Most people who work with machine learning and AI follow the herd using certain methods of evaluation that don't necessary lead to working systems. I'm more familiar with applications to business, text analysis, and a bit about finance such as algo trading.

This is one of the missing links

https://scikit-learn.org/stable/modules/calibration.html

if you have a prediction that says "this is in class A" that's not very useful in itself. If your predictor is calibrated and says "there is a 55% chance that this is in class A" you probably don't want to take action that prediction but if it says "there is a 97% chance this is in class A" you will take action.

IBM Watson won at Jeopardy because it was calibrated and could make a rational decision of whether or when it should hit the button.

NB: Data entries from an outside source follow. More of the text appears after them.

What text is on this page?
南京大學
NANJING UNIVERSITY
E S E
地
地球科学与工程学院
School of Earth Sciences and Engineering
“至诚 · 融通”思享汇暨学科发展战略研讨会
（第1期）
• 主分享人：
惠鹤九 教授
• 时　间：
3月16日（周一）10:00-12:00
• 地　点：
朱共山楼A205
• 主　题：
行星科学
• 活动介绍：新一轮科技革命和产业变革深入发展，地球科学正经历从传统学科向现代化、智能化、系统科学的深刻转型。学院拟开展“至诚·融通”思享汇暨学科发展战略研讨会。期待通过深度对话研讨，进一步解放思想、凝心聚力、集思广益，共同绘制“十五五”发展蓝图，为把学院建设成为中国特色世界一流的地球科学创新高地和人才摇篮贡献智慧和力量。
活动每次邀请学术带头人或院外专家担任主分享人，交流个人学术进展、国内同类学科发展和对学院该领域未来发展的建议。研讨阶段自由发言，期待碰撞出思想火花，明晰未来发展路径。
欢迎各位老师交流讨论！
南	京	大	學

From an algo trading point of view the other thing you need to turn predictions into actions is

https://en.wikipedia.org/wiki/Kelly_criterion

I bet there is some similar way to turn predictions into actions based on control theory. Speaking of betting there is a practical application of this in this book

https://www.amazon.com/Dr-Beat-Racetrack-William-Ziemba/dp/0...

which is a gambling system that really makes money. The book is not very mathematical, Dr. Ziemba has written a lot about hedge funds, algo trading, etc. and probably in his body of work there is something that covers the same ground and is more mathematically rigorous.